String theory physicists and quantum theoreticians, including renowned British theoretical physicist and rabid atheist Stephen Hawking, actually support that theory. Hawking then kicks the debate into international hyper drive when he discusses the box with renowned cosmologist Dr. Hugh Ross on the Science Channel.

“Strictly theoretically speaking,” Hawking’s voice hypothesizes through his electronic synthesizer, “according to Einstein’s Time Continuum Theory, in a twelfth dimension, time as we know it would not be linear, and therefore no longer the measure of distance or motion.”

“Nor would time be circular,” Ross adds.

“That is correct,” Hawking responds. “Time would be more spherical, globular, more like a round ball than a plate, with any event from any point—future, past, or present—instantly accessible.”

“Therefore,” Ross says, “if—strictly for sake of the hypothesis—we label a twelfth dimension with the name, say… heaven, then hypothetically, if a person—say… Jesus Christ—timelessly exists in such a dimension, then as a twelve-year-old boy on Earth, Jesus could have put nails into a box that are also used when he was—is, actually—thirty-three years old.”
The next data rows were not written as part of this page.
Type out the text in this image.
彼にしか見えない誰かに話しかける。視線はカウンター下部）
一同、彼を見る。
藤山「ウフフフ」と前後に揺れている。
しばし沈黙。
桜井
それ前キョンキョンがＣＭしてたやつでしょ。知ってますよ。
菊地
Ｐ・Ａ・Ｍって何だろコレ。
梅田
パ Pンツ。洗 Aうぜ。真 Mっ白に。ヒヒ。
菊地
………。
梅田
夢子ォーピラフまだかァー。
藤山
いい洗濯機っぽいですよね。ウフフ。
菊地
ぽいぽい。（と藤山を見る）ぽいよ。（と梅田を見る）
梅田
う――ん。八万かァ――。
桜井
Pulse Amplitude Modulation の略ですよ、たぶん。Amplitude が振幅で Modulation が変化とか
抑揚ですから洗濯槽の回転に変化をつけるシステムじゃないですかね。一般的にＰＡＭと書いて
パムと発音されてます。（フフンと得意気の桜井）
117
Realizing the box he has just allowed himself be painted into, Hawking hesitates, then says, “Making all of your words in your hypothetical assumption present tense, then yes. He can make a box at twelve years old, put items he touches at thirty-three years old into the box he makes at twelve years old years old, and seal the box when he’s twelve. Theoretically, yes.”
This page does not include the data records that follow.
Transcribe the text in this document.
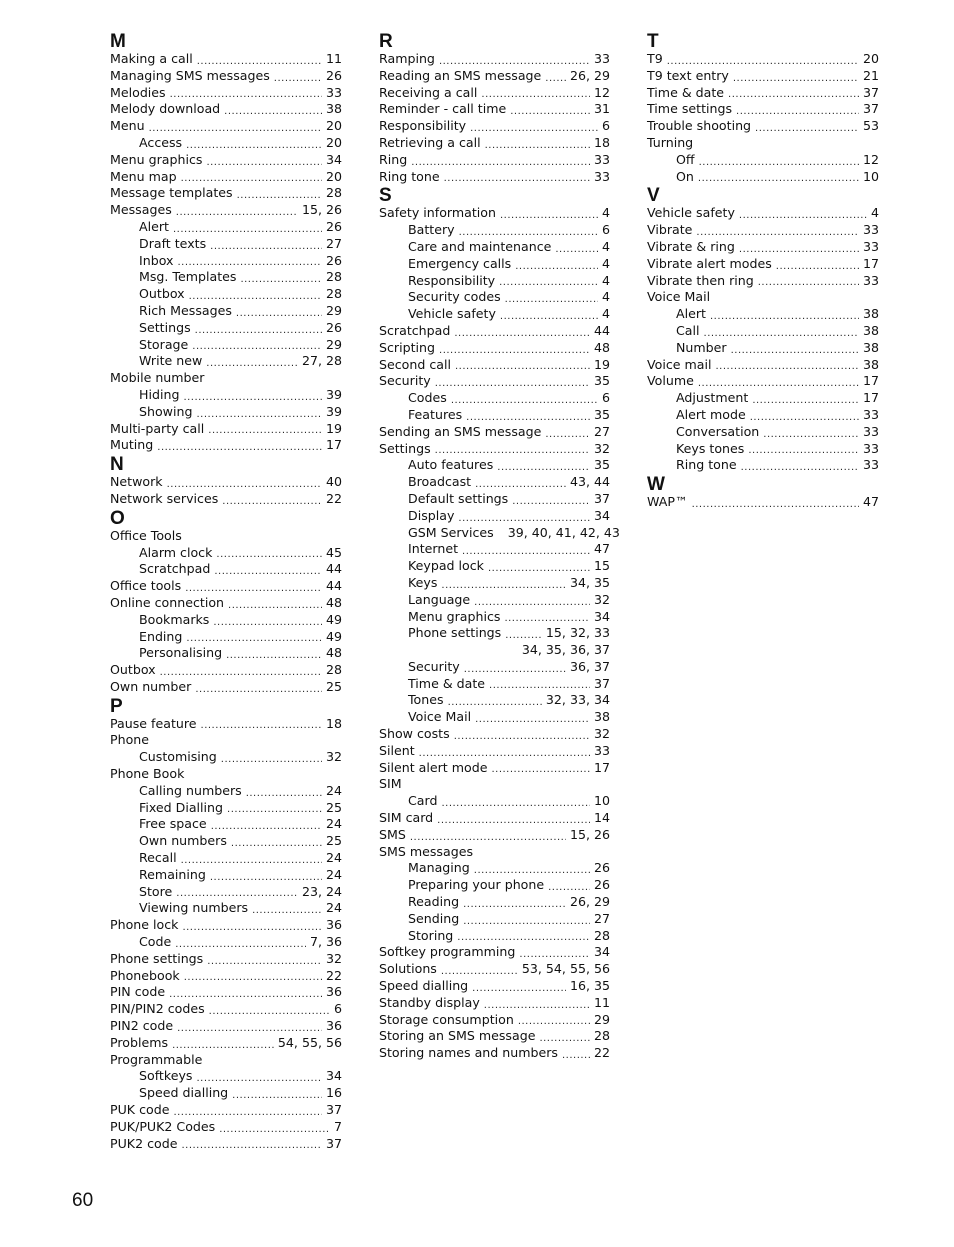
M
Making a call .....	11
Managing SMS messages .....	26
Melodies .....	33
Melody download .....	38
Menu .....	20
Access .....	20
Menu graphics .....	34
Menu map .....	20
Message templates .....	28
Messages .....	15, 26
Alert .....	26
Draft texts .....	27
Inbox .....	26
Msg. Templates .....	28
Outbox .....	28
Rich Messages .....	29
Settings .....	26
Storage .....	29
Write new .....	27, 28
Mobile number
Hiding .....	39
Showing .....	39
Multi-party call .....	19
Muting .....	17
N
Network .....	40
Network services .....	22
O
Office Tools
Alarm clock .....	45
Scratchpad .....	44
Office tools .....	44
Online connection .....	48
Bookmarks .....	49
Ending .....	49
Personalising .....	48
Outbox .....	28
Own number .....	25
P
Pause feature .....	18
Phone
Customising .....	32
Phone Book
Calling numbers .....	24
Fixed Dialling .....	25
Free space .....	24
Own numbers .....	25
Recall .....	24
Remaining .....	24
Store .....	23, 24
Viewing numbers .....	24
Phone lock .....	36
Code .....	7, 36
Phone settings .....	32
Phonebook .....	22
PIN code .....	36
PIN/PIN2 codes .....	6
PIN2 code .....	36
Problems .....	54, 55, 56
Programmable
Softkeys .....	34
Speed dialling .....	16
PUK code .....	37
PUK/PUK2 Codes .....	7
PUK2 code .....	37
R
Ramping .....	33
Reading an SMS message ..... 26, 29
Receiving a call .....	12
Reminder - call time .....	31
Responsibility .....	6
Retrieving a call .....	18
Ring .....	33
Ring tone .....	33
S
Safety information .....	4
Battery .....	6
Care and maintenance .....	4
Emergency calls .....	4
Responsibility .....	4
Security codes .....	4
Vehicle safety .....	4
Scratchpad .....	44
Scripting .....	48
Second call .....	19
Security .....	35
Codes .....	6
Features .....	35
Sending an SMS message .....	27
Settings .....	32
Auto features .....	35
Broadcast .....	43, 44
Default settings .....	37
Display .....	34
GSM Services 39, 40, 41, 42, 43
Internet .....	47
Keypad lock .....	15
Keys .....	34, 35
Language .....	32
Menu graphics .....	34
Phone settings .....	15, 32, 33
34, 35, 36, 37
Security .....	36, 37
Time & date .....	37
Tones .....	32, 33, 34
Voice Mail .....	38
Show costs .....	32
Silent .....	33
Silent alert mode .....	17
SIM
Card .....	10
SIM card .....	14
SMS .....	15, 26
SMS messages
Managing .....	26
Preparing your phone .....	26
Reading .....	26, 29
Sending .....	27
Storing .....	28
Softkey programming .....	34
Solutions .....	53, 54, 55, 56
Speed dialling .....	16, 35
Standby display .....	11
Storage consumption .....	29
Storing an SMS message .....	28
Storing names and numbers .....	22
T
T9 .....	20
T9 text entry .....	21
Time & date .....	37
Time settings .....	37
Trouble shooting .....	53
Turning
Off .....	12
On .....	10
V
Vehicle safety .....	4
Vibrate .....	33
Vibrate & ring .....	33
Vibrate alert modes .....	17
Vibrate then ring .....	33
Voice Mail
Alert .....	38
Call .....	38
Number .....	38
Voice mail .....	38
Volume .....	17
Adjustment .....	17
Alert mode .....	33
Conversation .....	33
Keys tones .....	33
Ring tone .....	33
W
WAP™ .....	47
60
“So then, help me summarize, doctor,” Ross says. “After the spikes are used in his own crucifixion some twenty years after he makes the box, Christ can seal them up in that box some twenty years before they are used in this very crucifixion twenty-odd years later. Correct?”

A pause.

Then, “If you accept Einstein’s theory as valid.”

“Which you just stated you do.”

Hawking hesitates again, realizing the horse is out of the barn.
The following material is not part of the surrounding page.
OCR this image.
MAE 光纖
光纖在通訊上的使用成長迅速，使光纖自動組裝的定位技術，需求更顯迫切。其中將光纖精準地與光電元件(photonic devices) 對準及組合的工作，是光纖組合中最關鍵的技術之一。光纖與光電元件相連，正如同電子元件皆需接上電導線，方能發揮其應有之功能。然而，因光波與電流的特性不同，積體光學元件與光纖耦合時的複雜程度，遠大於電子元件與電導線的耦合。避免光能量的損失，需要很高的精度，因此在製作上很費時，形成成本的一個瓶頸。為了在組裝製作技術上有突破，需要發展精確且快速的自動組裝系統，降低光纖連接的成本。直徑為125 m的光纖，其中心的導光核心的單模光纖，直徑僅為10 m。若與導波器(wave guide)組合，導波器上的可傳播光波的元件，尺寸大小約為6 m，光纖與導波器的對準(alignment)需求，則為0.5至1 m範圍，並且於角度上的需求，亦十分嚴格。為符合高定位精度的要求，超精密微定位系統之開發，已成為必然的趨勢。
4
It had been a scientifically dense conversation, but the listeners get it: the vaunted physicist has confirmed that the iron spikes now being speculated to be inside the Christ box could possibly be the very same ones used to nail the maker of the box to the cross a couple of decades after he himself previously sealed the spikes in the box he made in the first place. But it means Jesus would have been the one who also iron-smithed out the spikes himself in his father Joseph’s carpentry shop as a lad… the very spikes that would be used one day in his own future to nail him to the cross.

A quantum confusion of biblical proportions.

That is, if the box does exist and is what it’s purported to be, as detractors vociferously point out.

The debate explodes. People around the world begin clamoring to see the old wooden cube that supposedly only a small handful of people have ever seen.

And then, as happens in cases like these, stories begin to surface, mostly in the Eastern Mediterranean areas from Southern Turkey through Northeastern Egypt, of people who claim to know of a friend or a cousin or a neighbor or a grandmother or co-worker who had been healed of some serious ailment simply by holding the box while its purported owner, a Jewess named Marie Rose, muttered some incantations or prayers or whatever over them.

None of the stories can be verified, though the tellers of the tales come across as sincere and insistent. Not unlike people who tell of being abducted by aliens.

As inquiries had begun reaching Marie Rose over the past several weeks, she had responded with indifference, as if the rumors were foolish myths. But she never outright denied them. Which only added fuel to the gossip.

And then the obscure Israeli antiquities nut job escalated his actions against her.

Case Parker, not a follower of daytime talk shows or internet rumor mongers, had never heard a word of any of it. Nor had Marie Rose said a word to her son, not wanting to bother him at his busy new job half a world away.

That is, until she was forced to call him when the authorities refused to help her deal with Abramin Merkava, and he menacingly appeared on her doorstep.

A tragic series of events that, with the death of an innocent man named Big Fish Washington, is about to go worldwide.